Nationwide bar rules governing all practicing attorneys in the United States also explicitly prohibit Mueller’s display during Wednesday’s press conference.
“The prosecutor in a criminal case shall … refrain from making extrajudicial comments that have a substantial likelihood of heightening public condemnation of the accused,” states Rule 3.8(f) of the American Bar Association’s rules of professional conduct.
Multiple federal agents and prosecutors reached out to The Federalist after Mueller’s press conference to express dismay at the former FBI director’s behavior.
“I’d have been crucified under this rule for a ‘not innocent’ comment about an uncharged party,” a former federal prosecutor told The Federalist. “I literally cannot fathom holding a press conference to say that an uncharged person was not innocent.”
“I wish these former FBI directors would learn their lessons: keep your mouths shut unless you’re referring a case for prosecution,” Jeff Danik, a retired FBI supervisor, said during a phone interview with The Federalist on Wednesday.
Mueller’s performance made it clear for all to see that what he ran for the last two years wasn’t an independent investigation pursuant to the rule of law so much as an inquisition motivated by political animus. Mueller and his team refused to charge prominent Democrats for crimes he charged against Republicans. Paul Manafort was charged with unregistered lobbying for foreign governments, while Mueller left alone long-time Democrat donor Tony Podesta and former Obama White House Counsel Greg Craig.
George Papadopoulos and Michael Flynn were charged with making false statements to federal investigators, while Clinton campaign cronies Glenn Simpson and Christopher Steele’s false statements to Congress and the FBI were ignored. Trump’s nonexistent Russian connections were plumbed while a dubious Clinton campaign-funded dossier sourced directly to Russian officials was used as a prosecutorial roadmap rather than rock-solid evidence of actual campaign collusion with the Kremlin.
Mueller claimed his report spoke for itself, then put together a completely unnecessary press conference more than a month after his report’s public release, in which he not just spoke for the report, but expounded on the new legal standards he created to govern its conclusions.
These are the actions not of an impartial and independent investigator, but of a scheming political operative. None of this is any surprise to anyone who has followed Mueller’s tenure in government. As FBI director, Mueller repeatedly misused and abused the authority granted to him by Congress.
Mueller and Comey utterly bungled the federal investigation into the 2001 Anthrax attacks, resulting in a $5.8 million judgment against the government after the two men falsely accused an innocent man of being behind the attacks.
Even after the court judgment against him, Mueller was defiant.
“I do not apologize for any aspect of the investigation,” Mueller said afterward.

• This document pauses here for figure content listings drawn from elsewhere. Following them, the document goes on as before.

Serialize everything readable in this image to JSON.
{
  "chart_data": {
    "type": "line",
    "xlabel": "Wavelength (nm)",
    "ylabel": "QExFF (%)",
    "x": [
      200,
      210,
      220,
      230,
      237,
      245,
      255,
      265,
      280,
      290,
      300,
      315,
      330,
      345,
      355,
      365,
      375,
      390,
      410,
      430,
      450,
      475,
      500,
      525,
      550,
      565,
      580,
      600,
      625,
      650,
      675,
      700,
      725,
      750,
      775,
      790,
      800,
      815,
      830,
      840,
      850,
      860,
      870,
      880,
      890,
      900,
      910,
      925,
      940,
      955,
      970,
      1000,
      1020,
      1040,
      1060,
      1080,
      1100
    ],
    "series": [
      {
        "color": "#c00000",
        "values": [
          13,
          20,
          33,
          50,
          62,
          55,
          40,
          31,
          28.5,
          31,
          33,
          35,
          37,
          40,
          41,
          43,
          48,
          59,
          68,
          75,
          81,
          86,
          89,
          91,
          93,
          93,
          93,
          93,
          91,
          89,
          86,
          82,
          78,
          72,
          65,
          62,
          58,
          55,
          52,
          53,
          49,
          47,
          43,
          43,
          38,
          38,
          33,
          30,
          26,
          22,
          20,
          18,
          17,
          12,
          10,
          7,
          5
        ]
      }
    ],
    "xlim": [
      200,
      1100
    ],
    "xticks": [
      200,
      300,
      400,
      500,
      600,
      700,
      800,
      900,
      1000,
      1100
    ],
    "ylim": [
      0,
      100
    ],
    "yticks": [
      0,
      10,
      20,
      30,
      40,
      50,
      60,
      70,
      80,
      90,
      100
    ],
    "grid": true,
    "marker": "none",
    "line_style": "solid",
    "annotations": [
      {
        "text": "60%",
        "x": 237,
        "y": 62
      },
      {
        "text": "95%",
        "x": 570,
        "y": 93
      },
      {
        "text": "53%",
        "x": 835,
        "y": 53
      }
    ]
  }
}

He then doubled down and said it would be wrong to say there were any mistakes in how he handled the investigation.
Then there was Mueller’s handling as FBI director of a case in which FBI agents framed innocent men of murders the FBI knew had been committed by their own informants. One of the innocent men died in prison awaiting justice for a crime he never committed.
Then, as special counsel to investigate Russian collusion during the 2016 campaign, Mueller promptly hired partisan Democrats to run his investigation. He tapped as investigators FBI personnel who openly discussed their hatred of Trump and his voters, as well as their plans to keep him out of office.
There’s no longer any doubt about who Robert Mueller is or why he conducted himself the way he did. As abominable as his press conference was, we should in many ways be thankful that Mueller so willingly displayed for all to see his disdain for basic rules of prosecutorial conduct, his total lack of self-awareness, and his naked desire to stick it to Trump.